Am vergangenen Montag standen dann auch wieder eigene Reden auf dem Plan. Karl Richter, zum Stadtrat gewählt mit gerade einmal 0,7 Prozent der Stimmen, widmete sich dem Sicherheitsbericht der Stadt München, konnte sich aber auch für Rückkehrprämien erwärmen, die an freiwillig ausreisende Flüchtlinge gezahlt werden könnten. Ein weitere Redner, ein Tobi mit Kopftuch, wünschte sich, dass die Münchner auch mal wieder zu den Dresdnern eingeladen werden könnten.
Das attraktivere Programm mit Reden und Demonstration zog am Montag etwa noch 65 Anhänger an, darunter auch AfD- und NPD-Parteimitglieder. Neben dem Pegida- und III.Weg-Banner wurden dann auch zwei Transparente der NPD-Kreisverbände aus München und Ingolstadt offen mitgeführt.
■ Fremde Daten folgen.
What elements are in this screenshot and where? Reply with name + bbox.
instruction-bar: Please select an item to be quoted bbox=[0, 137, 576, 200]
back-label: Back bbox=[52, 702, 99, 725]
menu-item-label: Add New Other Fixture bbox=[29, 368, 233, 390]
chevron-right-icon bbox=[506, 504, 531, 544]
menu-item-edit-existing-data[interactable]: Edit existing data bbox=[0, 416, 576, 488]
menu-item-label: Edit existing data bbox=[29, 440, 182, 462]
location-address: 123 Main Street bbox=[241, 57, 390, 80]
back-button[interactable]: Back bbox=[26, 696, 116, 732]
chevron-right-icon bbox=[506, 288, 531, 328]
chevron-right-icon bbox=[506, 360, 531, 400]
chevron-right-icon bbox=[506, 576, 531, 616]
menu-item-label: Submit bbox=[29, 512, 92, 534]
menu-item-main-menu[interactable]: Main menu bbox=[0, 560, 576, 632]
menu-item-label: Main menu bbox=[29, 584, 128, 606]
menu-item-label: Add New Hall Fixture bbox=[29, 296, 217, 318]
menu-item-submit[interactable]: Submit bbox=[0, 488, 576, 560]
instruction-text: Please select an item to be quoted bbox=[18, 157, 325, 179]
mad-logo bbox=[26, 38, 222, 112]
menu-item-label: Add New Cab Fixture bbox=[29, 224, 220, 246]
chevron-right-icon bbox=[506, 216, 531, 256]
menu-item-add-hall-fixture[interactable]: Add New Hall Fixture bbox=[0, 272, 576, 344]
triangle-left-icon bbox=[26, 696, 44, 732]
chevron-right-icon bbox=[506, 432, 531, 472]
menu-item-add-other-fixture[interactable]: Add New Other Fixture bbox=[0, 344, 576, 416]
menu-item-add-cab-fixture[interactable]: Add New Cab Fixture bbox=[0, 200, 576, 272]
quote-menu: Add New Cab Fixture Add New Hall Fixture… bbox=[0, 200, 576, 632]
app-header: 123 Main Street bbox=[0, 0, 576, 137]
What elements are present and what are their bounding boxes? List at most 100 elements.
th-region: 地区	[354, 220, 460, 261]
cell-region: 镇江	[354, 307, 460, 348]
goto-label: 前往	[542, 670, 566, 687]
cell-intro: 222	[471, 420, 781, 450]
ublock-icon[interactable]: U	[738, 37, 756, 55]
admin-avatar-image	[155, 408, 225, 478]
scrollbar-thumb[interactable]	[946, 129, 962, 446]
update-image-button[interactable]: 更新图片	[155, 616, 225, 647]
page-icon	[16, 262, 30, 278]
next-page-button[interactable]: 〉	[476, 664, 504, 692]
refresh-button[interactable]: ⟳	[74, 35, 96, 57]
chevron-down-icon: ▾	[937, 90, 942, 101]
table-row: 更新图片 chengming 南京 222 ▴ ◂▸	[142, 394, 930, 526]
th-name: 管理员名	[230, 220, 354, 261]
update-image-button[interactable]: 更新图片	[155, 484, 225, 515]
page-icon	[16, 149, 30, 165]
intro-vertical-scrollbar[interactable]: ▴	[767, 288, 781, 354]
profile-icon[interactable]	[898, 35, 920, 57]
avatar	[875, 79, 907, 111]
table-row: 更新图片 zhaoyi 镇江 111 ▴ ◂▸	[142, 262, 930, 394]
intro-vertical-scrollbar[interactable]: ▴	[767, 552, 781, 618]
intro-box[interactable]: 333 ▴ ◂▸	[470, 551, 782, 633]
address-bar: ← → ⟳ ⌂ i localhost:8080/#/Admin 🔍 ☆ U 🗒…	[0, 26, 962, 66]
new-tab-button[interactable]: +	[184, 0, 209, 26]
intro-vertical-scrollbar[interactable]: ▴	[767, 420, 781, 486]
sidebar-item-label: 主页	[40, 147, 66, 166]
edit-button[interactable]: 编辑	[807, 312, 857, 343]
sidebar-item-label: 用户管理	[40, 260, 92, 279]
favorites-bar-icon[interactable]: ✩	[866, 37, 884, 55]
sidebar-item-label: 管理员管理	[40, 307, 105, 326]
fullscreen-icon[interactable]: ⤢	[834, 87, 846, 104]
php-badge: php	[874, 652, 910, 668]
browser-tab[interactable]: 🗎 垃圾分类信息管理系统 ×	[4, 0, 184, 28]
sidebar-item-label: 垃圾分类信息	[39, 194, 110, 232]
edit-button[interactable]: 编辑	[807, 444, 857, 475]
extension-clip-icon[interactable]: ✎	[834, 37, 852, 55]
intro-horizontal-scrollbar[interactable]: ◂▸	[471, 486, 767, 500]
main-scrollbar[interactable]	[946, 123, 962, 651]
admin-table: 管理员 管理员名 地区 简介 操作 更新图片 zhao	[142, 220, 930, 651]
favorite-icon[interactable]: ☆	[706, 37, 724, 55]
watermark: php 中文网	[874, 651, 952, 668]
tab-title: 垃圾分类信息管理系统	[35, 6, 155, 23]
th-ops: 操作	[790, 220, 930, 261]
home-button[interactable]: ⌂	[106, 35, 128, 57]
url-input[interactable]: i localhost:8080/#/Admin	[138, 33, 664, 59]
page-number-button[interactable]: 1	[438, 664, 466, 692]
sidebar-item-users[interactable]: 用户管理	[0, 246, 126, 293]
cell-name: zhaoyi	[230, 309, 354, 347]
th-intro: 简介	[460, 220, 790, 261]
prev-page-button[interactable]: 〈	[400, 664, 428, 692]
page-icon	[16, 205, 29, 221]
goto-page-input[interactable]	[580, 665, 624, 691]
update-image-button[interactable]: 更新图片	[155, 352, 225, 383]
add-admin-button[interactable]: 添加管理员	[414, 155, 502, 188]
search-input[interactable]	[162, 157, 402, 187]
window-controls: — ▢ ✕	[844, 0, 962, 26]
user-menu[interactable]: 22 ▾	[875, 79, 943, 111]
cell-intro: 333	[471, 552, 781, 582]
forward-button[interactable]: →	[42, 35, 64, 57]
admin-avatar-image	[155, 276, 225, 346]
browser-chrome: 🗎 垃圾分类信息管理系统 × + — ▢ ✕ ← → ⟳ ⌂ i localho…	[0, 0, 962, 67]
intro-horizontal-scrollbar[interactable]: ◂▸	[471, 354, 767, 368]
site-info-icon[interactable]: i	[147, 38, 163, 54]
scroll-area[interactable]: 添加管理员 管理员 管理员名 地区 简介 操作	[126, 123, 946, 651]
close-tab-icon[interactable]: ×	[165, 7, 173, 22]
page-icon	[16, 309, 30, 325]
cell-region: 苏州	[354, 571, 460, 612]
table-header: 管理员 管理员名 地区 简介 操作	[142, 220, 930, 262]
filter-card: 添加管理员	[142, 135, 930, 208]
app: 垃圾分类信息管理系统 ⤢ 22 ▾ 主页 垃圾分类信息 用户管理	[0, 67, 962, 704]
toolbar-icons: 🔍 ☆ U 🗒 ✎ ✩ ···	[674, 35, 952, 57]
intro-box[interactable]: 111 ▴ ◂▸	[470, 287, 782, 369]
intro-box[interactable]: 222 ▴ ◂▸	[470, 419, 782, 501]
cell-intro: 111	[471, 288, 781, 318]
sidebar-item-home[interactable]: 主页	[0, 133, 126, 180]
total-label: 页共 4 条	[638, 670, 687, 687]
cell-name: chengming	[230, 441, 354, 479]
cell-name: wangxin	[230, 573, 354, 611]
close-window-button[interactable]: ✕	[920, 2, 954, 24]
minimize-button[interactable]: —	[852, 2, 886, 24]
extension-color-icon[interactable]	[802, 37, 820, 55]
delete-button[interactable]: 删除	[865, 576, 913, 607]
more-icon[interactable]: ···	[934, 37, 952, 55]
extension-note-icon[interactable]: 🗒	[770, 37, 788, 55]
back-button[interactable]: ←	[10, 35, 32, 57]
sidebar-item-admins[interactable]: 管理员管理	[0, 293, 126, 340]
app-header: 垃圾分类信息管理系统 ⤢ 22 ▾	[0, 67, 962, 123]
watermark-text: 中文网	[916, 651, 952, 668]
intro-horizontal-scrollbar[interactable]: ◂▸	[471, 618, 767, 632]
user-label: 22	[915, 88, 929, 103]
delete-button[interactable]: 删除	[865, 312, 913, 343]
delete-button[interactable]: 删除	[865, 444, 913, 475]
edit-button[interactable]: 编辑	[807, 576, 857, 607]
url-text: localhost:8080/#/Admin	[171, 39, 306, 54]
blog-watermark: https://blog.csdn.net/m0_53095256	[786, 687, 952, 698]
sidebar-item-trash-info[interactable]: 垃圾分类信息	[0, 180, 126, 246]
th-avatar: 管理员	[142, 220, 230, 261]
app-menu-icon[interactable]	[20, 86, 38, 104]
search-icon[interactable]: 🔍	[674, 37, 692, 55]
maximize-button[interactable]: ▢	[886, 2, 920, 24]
Zwei Jahre Pegida Nürnberg
Der Ableger aus Mittelfranken wird ebenfalls im Verfassungsschutzberichte erwähnt, allerdings nicht wegen der Nähe zu bekannten Neonazi-Organisationen, sondern wegen dem, was im bayerischen Beamtendeutsch „verfassungsschutzrelevante Islamfeindlichkeit“ genannt wird, ein Angriff auf die Religionsfreiheit, dem Gleichheitsgrundsatz und letztlichendlich der Menschenwürdegarantie aus dem Grundgesetz. Während der Münchner Ableger zumindest zu Beginn zwei Mal eine vierstellige Teilnehmerzahl verbuchen konnte, waren es in Mittelfranken nie mehr als wenige hundert, oftmals war die Anzahl der Anwesenden auch nur zweistellig. Gelaufen wird nur noch in unregelmäßigen Abständen.

Rechte Prominenz
Es sagt viel über Pegida aus, wenn diese dennoch eine der wichtigsten verbliebenen „Aktivposten“ der Gruppierung außerhalb von Sachsen ist. Zum zweijährigen Geburtstag wurde dann auch mit Siegfried Däbritz vom Dresdner Orga-Team und der AfD-Politikerin Petra Federau aus Mecklenburg-Vorpommern „Prominenz“ aufgefahren. Sonst lassen die Organisatoren in Mittelfranken, Gernot Tegetmeyer und Michael Stürzenberger, einst in der aufgelösten Kleinstpartei Die Freiheit verbunden, einige Freiwillige reden, die dann die Ausführungen der beiden umrahmten.

Während der Versammlungen geht Stürzenberger auch noch einer weiteren Nebenbeschäftigung nach. Mit Camcorder und offenbar mit dem Placet der Polizei geht er nahe an die Absperrungen zu den Gegendemonstranten und filmt diese ab. Diese Video verwendet er dann gerne für sein Beiträge beim rechtspopulistischen Blog Politically Incorrect (PI News). Gerne wird dort auch zu Outings aufgerufen, spätestens in den kaum moderierten Kommentaren. Wüste Drohungen sind oft eine Folge. Einen rechtlich Verantwortlichen gibt es nicht.
Meist wird in der Nürnberger Innenstadt „spaziert“, wo einige zentrale Straßen gesperrt werden müssen. Am Ausweichort in Fürth müssen noch mehr Anwohner unter Pegida leiden. Dort wird freitagsabends gerne auch mal der Zugang zu einem Kino erschwert.
Stürzenberger, nach der Auflösung der Partei Die Freiheit, parteipolitisch heimatlos, wurde zuletzt in München häufiger als Gast bei Veranstaltungen der AfD gesehen.